Lately there has been some questions regarding calculators, where the response typically has suggested simplifying the logic and using either abstract syntax tree or token lists (like I did myself in a Java calculator question).
To prove the concept, and as a training exercise for my self I implemented this calculator (in Python 2.x), as a proof concept, and to visualize one way of implementing a calculator which supports operator precedence, exponentiation and floor division.
Here is the code:
# -*- coding: utf-8 -*-
from __future__ import division, print_function
from textwrap import dedent
import math
import operator as op
from collections import OrderedDict
import re
import doctest
# Regex to split into numbers and operators
TOKEN_SPLITTER = re.compile("""
\s* # Ignore leading whitespace
( # Group the result, which is either ...

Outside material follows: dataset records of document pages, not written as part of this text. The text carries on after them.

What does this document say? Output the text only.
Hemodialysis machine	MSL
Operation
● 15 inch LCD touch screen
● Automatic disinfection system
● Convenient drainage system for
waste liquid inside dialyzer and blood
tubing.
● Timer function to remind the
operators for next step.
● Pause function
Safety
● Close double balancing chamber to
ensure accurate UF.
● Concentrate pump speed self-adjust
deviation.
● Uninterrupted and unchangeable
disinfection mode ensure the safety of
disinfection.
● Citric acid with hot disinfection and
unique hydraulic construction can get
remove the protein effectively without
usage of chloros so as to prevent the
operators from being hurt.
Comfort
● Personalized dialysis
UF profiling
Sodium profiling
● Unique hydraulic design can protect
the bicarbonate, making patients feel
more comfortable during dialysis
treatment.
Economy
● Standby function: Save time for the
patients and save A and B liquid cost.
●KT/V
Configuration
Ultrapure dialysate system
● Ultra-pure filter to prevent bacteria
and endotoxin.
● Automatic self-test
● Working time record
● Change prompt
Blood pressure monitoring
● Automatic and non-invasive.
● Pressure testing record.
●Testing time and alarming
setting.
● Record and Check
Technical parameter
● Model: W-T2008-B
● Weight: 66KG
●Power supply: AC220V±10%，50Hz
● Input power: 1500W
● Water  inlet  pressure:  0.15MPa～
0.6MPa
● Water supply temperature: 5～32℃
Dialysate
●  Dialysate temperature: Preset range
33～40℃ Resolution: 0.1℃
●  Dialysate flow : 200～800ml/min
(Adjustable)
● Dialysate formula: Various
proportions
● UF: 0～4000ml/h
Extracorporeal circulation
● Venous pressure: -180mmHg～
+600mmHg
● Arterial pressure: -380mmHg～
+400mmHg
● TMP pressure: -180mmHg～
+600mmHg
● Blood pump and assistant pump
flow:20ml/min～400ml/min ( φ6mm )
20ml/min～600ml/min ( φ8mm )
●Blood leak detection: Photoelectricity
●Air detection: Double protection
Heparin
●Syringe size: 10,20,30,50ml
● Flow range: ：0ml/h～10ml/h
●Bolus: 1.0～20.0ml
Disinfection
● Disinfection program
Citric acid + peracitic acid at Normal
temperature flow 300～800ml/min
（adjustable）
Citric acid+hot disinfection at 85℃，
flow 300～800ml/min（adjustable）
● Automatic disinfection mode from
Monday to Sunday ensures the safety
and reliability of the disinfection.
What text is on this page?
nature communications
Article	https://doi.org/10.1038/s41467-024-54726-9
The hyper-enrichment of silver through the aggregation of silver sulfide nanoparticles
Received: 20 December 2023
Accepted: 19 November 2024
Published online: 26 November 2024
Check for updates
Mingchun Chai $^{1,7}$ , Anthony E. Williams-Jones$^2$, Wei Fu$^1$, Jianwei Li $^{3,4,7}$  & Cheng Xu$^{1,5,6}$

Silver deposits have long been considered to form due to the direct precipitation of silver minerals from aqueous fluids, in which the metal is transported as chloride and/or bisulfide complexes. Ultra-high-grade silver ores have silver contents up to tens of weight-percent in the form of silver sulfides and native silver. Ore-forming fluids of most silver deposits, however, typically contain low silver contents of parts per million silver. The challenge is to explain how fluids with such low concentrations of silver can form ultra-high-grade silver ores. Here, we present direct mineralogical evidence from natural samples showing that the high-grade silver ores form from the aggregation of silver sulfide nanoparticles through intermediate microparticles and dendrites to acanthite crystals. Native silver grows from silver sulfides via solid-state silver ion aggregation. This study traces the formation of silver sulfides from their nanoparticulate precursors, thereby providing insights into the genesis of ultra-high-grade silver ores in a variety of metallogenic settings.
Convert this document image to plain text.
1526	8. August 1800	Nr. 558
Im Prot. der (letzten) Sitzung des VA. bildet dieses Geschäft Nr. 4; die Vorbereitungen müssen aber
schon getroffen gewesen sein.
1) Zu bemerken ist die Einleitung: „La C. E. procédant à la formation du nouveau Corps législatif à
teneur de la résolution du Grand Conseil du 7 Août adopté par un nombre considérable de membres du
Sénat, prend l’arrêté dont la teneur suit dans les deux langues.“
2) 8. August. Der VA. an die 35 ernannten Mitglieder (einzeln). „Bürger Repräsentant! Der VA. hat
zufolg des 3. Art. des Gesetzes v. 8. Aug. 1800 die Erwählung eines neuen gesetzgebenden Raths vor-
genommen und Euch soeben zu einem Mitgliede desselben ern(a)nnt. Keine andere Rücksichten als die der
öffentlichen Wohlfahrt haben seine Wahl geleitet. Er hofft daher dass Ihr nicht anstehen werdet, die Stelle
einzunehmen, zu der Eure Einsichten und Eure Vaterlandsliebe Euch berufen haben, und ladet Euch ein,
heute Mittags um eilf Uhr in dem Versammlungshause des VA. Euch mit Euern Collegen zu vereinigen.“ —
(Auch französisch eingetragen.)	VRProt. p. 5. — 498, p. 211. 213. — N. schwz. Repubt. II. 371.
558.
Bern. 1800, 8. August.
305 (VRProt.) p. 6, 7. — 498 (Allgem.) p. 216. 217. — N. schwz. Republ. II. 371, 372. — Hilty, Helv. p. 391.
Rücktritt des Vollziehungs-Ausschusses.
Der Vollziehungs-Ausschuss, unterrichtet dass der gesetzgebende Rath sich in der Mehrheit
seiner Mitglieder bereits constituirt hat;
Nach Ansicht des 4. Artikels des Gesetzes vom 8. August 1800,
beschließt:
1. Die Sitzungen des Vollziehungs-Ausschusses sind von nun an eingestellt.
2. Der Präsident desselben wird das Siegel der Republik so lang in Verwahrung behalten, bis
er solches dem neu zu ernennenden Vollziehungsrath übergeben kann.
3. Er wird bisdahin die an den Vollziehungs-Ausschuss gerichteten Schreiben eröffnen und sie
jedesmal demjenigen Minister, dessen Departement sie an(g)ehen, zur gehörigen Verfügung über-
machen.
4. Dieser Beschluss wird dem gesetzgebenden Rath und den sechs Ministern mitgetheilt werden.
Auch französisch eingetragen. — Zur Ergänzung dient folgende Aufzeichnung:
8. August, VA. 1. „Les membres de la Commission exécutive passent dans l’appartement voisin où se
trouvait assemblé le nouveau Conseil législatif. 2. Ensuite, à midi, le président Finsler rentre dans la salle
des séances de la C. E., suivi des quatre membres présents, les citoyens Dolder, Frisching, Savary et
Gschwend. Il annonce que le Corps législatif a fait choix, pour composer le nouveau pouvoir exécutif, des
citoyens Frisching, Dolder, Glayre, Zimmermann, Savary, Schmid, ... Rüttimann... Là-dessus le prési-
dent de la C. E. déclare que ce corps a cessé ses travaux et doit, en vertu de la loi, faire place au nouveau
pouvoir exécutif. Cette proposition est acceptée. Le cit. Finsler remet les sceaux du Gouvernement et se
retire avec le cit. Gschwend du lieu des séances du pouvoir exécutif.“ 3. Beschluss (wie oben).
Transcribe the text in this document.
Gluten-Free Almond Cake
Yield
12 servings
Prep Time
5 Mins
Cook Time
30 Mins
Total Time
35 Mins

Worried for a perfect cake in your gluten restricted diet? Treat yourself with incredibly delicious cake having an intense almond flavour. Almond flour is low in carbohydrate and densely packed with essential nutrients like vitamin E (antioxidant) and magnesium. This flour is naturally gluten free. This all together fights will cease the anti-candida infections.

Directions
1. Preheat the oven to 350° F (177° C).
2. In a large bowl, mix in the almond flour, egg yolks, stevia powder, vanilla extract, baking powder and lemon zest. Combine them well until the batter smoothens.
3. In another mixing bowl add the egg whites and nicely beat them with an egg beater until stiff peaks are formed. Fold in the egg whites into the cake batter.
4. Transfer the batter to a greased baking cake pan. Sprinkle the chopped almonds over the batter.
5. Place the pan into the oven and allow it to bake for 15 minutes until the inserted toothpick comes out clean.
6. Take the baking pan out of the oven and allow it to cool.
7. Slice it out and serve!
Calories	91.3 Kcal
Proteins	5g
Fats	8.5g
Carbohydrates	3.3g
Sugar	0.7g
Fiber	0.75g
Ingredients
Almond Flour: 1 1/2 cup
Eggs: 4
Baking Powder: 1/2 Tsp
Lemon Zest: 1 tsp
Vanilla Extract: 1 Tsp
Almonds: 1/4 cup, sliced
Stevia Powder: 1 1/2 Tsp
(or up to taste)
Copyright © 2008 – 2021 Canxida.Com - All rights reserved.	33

(?<!\d)-? # A possibly negative (but not the operator minus)
\d+ # number
(?:\.\d+)? # with optional fraction part
| # ... or alternate group of ...
(?://|\*\*) # Non-capturing single operator
|(?:[+-/*^]) # or two-character operator group
) # ... end of group
\s* # Ignore trailing whitespace
""", re.X)
# Define legal operators in precedence order
OPERATORS = OrderedDict([
# '(' and ')' are not implemented yet!, and needs special care
('^', math.pow),
('**', math.pow),
('*', op.mul),
('/', op.div),
('//', op.floordiv),
('+', op.add),
('-', op.sub),
])
def tokenizer(expression):
"""Splits expression into numbers and operator tokens, and returns list.
The expression can contain numbers with or without decimal part, and
various operators. In general spaces are allowed, but to be able to
correctly determine negative numbers, there can be no space inbetween
the '-' and the number, i.e. "-5" is legal, but "- 5" is tokenized as
the minus operator, and the number 5.
Here are some various expressions with resulting token lists:
>>> tokenizer("10-2^3*5/2--5")
[10, '-', 2, '^', 3, '*', 5, '/', 2, '-', -5]
>>> tokenizer("1*2.0/3**4+5-6")
[1, '*', 2.0, '/', 3, '**', 4, '+', 5, '-', 6]
>>> tokenizer(" 2 * -3 + 6 /3--5 ")
[2, '*', -3, '+', 6, '/', 3, '-', -5]
"""
def _numberify(token):
"""Turn token into int or float, if possible."""
try:
# Check if it is an int and return it
return int(token)
except ValueError:
# Not an int, is it possibly a float?
try:
return float(token)
except ValueError:
# Not a number, return operator as is
return token
## Split into numbers and operators, and make number strings into numbers
return map(_numberify, TOKEN_SPLITTER.findall(expression))
def calculate(expression):
"""Calculate the value of the list or expression.
The function can be called with a string expression, or a prebuilt
list of tokens from tokenizer(). It will apply the calculations
according to precedence of operators, and return the correct answer.
Note that it will perform integer calculations, unless you specify
(one or more) floats in the number. And it will raise a ValueError
it the numbers and operators doesn't match a legal calculation.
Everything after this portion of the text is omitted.